Ein 80.000 Euro teures Auto ein Schnäppchen zu nennen, mag befremdlich klingen. Chevrolets neues Wunderkind, die Corvette Z06, macht doppelt und dreimal so teuren Konkurrenten das Leben schwer. Sehr schwer.

Von Helmut Werb, Los Angeles

Wenn über 500 Pferde ein Lebendgewicht von gerade mal 1400 Kilogramm bewegen, darf man sich auf extrem gesteigerten Adrenalin-Produktion und Verspannungen im Nackenbereich gefasst machen. Auf der Auffahrtsrampe des Harbor Freeway zum Santa Monica Freeway in Los Angeles drücke ich kurz aufs Gaspedal. Die silbergraue Corvette schwänzelte kurz mit einem Hintern, der JLo Konkurrenz machen könnte. Bis heute weiß ich nicht genau, wie ich den Highspeed-Slalom durch die verwischende Farbtupfer geschafft habe, die bei normaler Freeway-Geschwindigkeit von 55 Meilen pro Stunde (dream on, baby!) als Toyotas, Dodges und Fords erkennbar sind.

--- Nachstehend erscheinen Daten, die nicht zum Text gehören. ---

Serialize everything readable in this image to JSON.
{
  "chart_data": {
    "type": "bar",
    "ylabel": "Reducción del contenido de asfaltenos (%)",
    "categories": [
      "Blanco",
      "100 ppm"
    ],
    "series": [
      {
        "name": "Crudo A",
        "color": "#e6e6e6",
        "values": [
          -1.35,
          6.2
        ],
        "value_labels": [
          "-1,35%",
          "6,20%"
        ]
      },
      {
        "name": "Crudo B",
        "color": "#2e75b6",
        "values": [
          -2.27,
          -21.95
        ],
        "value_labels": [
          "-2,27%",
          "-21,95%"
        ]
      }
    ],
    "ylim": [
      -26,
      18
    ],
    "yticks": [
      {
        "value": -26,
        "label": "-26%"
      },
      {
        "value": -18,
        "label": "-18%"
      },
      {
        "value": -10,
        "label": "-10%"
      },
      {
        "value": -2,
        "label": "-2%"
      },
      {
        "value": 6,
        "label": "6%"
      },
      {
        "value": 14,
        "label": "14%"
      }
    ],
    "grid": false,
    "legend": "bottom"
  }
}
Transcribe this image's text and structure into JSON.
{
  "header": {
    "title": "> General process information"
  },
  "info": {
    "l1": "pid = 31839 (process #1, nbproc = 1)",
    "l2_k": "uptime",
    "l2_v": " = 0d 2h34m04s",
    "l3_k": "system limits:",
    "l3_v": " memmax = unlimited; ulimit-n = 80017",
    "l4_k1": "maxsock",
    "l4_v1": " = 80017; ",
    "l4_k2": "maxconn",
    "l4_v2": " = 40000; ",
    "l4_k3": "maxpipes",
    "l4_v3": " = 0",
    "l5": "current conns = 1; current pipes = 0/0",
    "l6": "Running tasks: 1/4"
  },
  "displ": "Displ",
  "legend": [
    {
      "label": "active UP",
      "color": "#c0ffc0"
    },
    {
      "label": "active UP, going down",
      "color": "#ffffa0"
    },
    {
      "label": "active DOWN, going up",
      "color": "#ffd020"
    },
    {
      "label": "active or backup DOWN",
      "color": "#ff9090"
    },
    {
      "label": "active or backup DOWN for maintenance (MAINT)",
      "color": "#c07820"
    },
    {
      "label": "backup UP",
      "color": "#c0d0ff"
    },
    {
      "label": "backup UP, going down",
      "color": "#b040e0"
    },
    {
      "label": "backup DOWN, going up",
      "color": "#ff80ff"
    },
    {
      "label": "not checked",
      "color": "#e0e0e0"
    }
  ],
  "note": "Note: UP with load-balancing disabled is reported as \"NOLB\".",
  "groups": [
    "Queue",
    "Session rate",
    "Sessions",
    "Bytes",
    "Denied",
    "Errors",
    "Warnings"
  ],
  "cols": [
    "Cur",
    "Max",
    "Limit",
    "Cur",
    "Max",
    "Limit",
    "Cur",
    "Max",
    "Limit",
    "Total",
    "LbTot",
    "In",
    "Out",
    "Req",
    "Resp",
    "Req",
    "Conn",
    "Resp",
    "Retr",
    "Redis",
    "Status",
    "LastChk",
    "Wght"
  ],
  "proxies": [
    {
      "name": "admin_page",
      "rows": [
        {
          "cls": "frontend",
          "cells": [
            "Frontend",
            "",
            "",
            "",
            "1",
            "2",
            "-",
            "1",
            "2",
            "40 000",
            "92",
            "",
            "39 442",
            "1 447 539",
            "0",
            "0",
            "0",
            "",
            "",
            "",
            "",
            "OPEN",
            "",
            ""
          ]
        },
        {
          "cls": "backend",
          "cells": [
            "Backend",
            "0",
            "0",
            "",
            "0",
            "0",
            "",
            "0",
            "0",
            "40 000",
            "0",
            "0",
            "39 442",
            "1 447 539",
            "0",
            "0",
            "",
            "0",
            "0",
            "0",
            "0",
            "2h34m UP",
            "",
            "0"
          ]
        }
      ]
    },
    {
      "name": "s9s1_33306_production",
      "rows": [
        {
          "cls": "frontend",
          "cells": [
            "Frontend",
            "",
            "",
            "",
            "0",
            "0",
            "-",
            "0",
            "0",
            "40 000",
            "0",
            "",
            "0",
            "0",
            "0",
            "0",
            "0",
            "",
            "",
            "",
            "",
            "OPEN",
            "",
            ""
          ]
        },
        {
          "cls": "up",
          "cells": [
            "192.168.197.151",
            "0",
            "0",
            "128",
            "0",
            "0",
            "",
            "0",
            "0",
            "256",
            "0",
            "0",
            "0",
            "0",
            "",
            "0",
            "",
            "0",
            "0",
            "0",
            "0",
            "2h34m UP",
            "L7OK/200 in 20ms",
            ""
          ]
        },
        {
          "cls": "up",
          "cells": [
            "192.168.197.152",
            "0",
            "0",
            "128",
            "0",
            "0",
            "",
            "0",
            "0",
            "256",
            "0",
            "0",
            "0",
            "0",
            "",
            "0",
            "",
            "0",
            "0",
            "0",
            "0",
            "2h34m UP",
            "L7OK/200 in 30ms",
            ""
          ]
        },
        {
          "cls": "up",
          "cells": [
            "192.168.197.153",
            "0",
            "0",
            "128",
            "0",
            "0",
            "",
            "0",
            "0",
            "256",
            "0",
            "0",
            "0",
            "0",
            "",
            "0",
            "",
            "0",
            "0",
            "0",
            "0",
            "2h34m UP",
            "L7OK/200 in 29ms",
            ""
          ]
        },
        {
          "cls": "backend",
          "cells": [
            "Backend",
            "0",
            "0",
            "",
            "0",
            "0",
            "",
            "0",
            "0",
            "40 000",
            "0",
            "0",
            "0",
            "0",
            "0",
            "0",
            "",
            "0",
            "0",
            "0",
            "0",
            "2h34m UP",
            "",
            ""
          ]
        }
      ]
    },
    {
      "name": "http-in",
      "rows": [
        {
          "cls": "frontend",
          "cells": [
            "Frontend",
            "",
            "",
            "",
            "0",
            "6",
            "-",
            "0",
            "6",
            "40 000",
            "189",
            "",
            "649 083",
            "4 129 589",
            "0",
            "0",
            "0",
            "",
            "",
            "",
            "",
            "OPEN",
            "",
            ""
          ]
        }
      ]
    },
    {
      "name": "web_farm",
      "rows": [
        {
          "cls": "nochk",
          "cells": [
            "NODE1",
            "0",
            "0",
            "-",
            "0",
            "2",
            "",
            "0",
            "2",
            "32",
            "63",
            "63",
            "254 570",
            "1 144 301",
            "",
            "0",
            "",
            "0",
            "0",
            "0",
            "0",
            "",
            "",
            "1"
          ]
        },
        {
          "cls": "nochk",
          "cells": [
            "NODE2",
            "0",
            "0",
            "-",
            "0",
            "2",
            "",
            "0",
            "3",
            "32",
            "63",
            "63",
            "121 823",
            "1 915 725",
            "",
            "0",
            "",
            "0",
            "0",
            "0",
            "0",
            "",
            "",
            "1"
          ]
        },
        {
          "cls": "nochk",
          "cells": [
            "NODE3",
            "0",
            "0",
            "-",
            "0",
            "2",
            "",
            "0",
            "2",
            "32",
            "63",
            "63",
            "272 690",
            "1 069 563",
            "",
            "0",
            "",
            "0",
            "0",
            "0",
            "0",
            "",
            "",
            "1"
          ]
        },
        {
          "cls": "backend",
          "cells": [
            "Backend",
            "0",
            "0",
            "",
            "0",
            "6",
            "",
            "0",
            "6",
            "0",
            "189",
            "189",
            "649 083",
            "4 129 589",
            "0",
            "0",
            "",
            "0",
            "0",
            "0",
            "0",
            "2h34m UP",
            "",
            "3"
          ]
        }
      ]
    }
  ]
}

Oh, ja! General Motors, sonst als Hersteller langweiliger Mama-SUVs berüchtigt, bringt uns die Muscle Cars zurück. Und Dank dafür!

Eine ur-amerikanische Wuchtbrumme

Die Z06-Gewaltversion der schon als Normalmodell nicht gerade untermotorisierten Corvette ist nicht nur muskelbepackt. Sie ist Mister Universum gepaart mit Martial Arts, Steroid- und Testosteron gedopt, mit Muckis, dass es italienischen Hochpreis-Sportwagen den Atem raubt. Ist ein Ferrari die heißblütige Liebhaberin, die einem bei einem falschen Blick die Augen auskratzt, dann ist die Z06 Corvette Pam Anderson. Eine ur-amerikanische Wuchtbrumme, vorn und hinten wohlbepackt, die einem beim Ritt durch die Pampa die Besinnung vernebelt.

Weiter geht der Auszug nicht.